1. Does it make sense to try IVF right away, or could intrauterine insemination and medication that supports ovulation medication be a first step? There’s a significant difference in success rates between the two treatments, but also in costs.
2. What are the clinic’s IVF outcomes for your age group?
3. Based on your pre-treatment tests, what’s the likelihood that you’ll need more than one cycle to retrieve enough eggs to have at least one embryo to transfer?
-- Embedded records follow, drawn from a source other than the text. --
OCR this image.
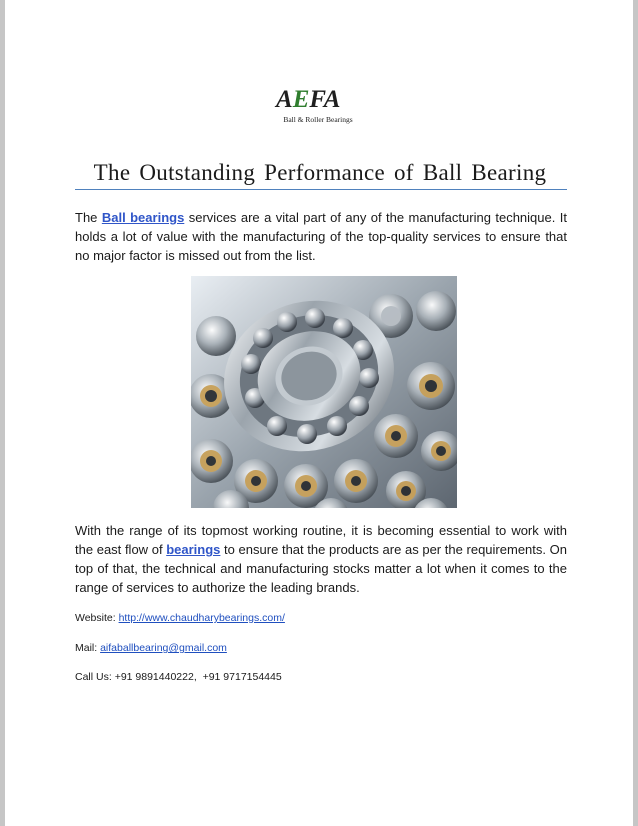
AEFA
Ball & Roller Bearings
The Outstanding Performance of Ball Bearing

The Ball bearings services are a vital part of any of the manufacturing technique. It holds a lot of value with the manufacturing of the top-quality services to ensure that no major factor is missed out from the list.

With the range of its topmost working routine, it is becoming essential to work with the east flow of bearings to ensure that the products are as per the requirements. On top of that, the technical and manufacturing stocks matter a lot when it comes to the range of services to authorize the leading brands.

Website: http://www.chaudharybearings.com/

Mail: aifaballbearing@gmail.com

Call Us: +91 9891440222,  +91 9717154445
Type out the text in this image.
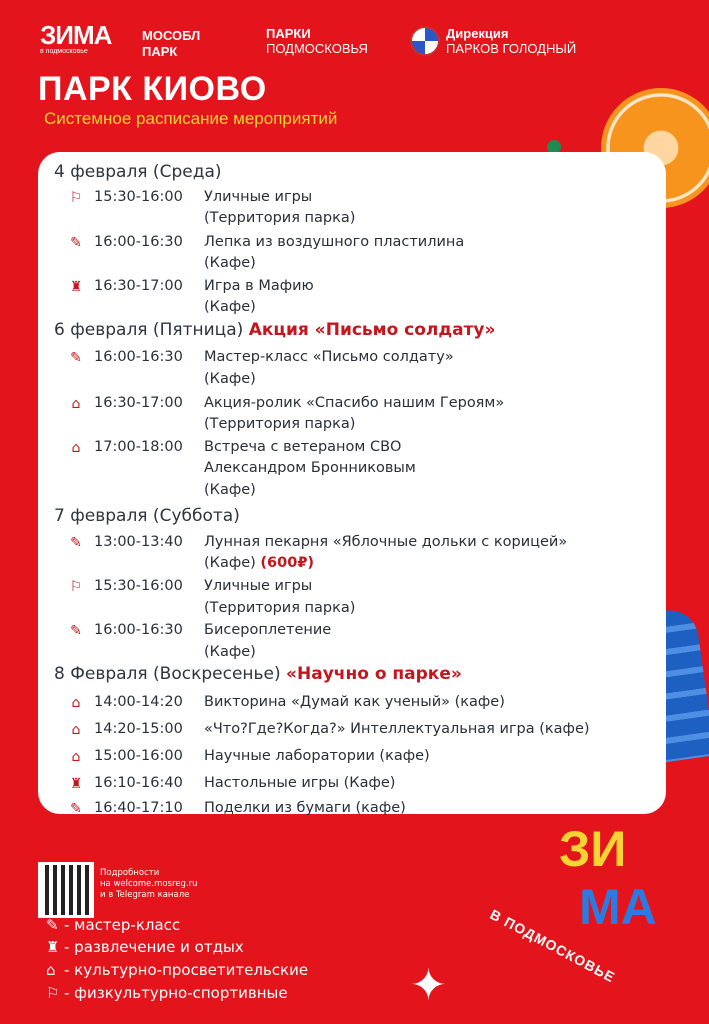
ЗИМА
в подмосковье
МОСОБЛ
ПАРК
ПАРКИ
ПОДМОСКОВЬЯ
Дирекция
ПАРКОВ ГОЛОДНЫЙ
ПАРК КИОВО
Системное расписание мероприятий
✦
4 февраля (Среда)
⚐ 15:30-16:00 Уличные игры
(Территория парка)
✎ 16:00-16:30 Лепка из воздушного пластилина
(Кафе)
♜ 16:30-17:00 Игра в Мафию
(Кафе)
6 февраля (Пятница) Акция «Письмо солдату»
✎ 16:00-16:30 Мастер-класс «Письмо солдату»
(Кафе)
⌂ 16:30-17:00 Акция-ролик «Спасибо нашим Героям»
(Территория парка)
⌂ 17:00-18:00 Встреча с ветераном СВО
Александром Бронниковым
(Кафе)
7 февраля (Суббота)
✎ 13:00-13:40 Лунная пекарня «Яблочные дольки с корицей»
(Кафе) (600₽)
⚐ 15:30-16:00 Уличные игры
(Территория парка)
✎ 16:00-16:30 Бисероплетение
(Кафе)
8 Февраля (Воскресенье) «Научно о парке»
⌂ 14:00-14:20 Викторина «Думай как ученый» (кафе)
⌂ 14:20-15:00 «Что?Где?Когда?» Интеллектуальная игра (кафе)
⌂ 15:00-16:00 Научные лаборатории (кафе)
♜ 16:10-16:40 Настольные игры (Кафе)
✎ 16:40-17:10 Поделки из бумаги (кафе)
Подробности
на welcome.mosreg.ru
и в Telegram канале
✎ - мастер-класс
♜ - развлечение и отдых
⌂ - культурно-просветительские
⚐ - физкультурно-спортивные
ЗИ
МА
В ПОДМОСКОВЬЕ
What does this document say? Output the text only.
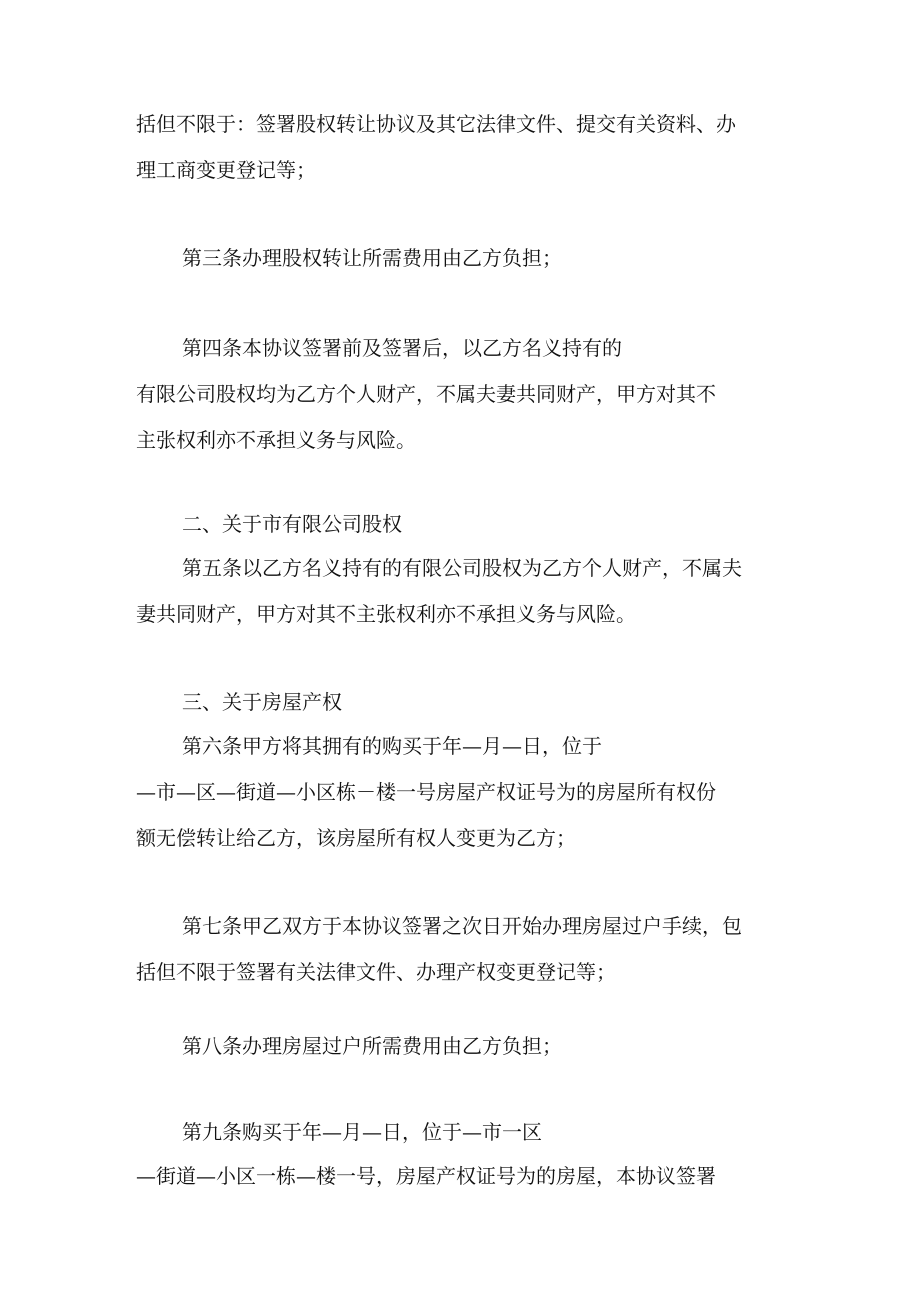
括但不限于：签署股权转让协议及其它法律文件、提交有关资料、办

理工商变更登记等；

第三条办理股权转让所需费用由乙方负担；

第四条本协议签署前及签署后，以乙方名义持有的

有限公司股权均为乙方个人财产，不属夫妻共同财产，甲方对其不

主张权利亦不承担义务与风险。

二、关于市有限公司股权

第五条以乙方名义持有的有限公司股权为乙方个人财产，不属夫

妻共同财产，甲方对其不主张权利亦不承担义务与风险。

三、关于房屋产权

第六条甲方将其拥有的购买于年—月—日，位于

—市—区—街道—小区栋－楼一号房屋产权证号为的房屋所有权份

额无偿转让给乙方，该房屋所有权人变更为乙方；

第七条甲乙双方于本协议签署之次日开始办理房屋过户手续，包

括但不限于签署有关法律文件、办理产权变更登记等；

第八条办理房屋过户所需费用由乙方负担；

第九条购买于年—月—日，位于—市一区

—街道—小区一栋—楼一号，房屋产权证号为的房屋，本协议签署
4. Will your eggs be fertilized using conventional in-vitro fertilization, or intracytoplasmic sperm injection (ICSI)? The male partner’s fertility plays an important role in whether not ICSI makes sense, and ICSI is not without risks. See a longer article on the topic here.
5. How long will your embryos develop in the lab? For 3, 5, or 6 days?
6. Will you do a “fresh” or “frozen” transfer? A fresh transfer means that an embryo will be transferred to your uterus after it’s completed its development in the lab. For a frozen transfer, your embryos are frozen for a period of time before being transferred.
7. How many embryos will be transferred? More embryos can increase the chance of pregnancy, but multiple pregnancies also carry significant health risks for both baby and mother.
8. Will you take hormones prior to your embryo transfer (i.e., will it be a medicated or unmedicated transfer)?
9. Does it make sense to do genetic screening (e.g., pre-implantation genetic screening, or PGS, for chromosomal abnormalities or pre-implantation genetic diagnosis, or PGD, for major heritable diseases)?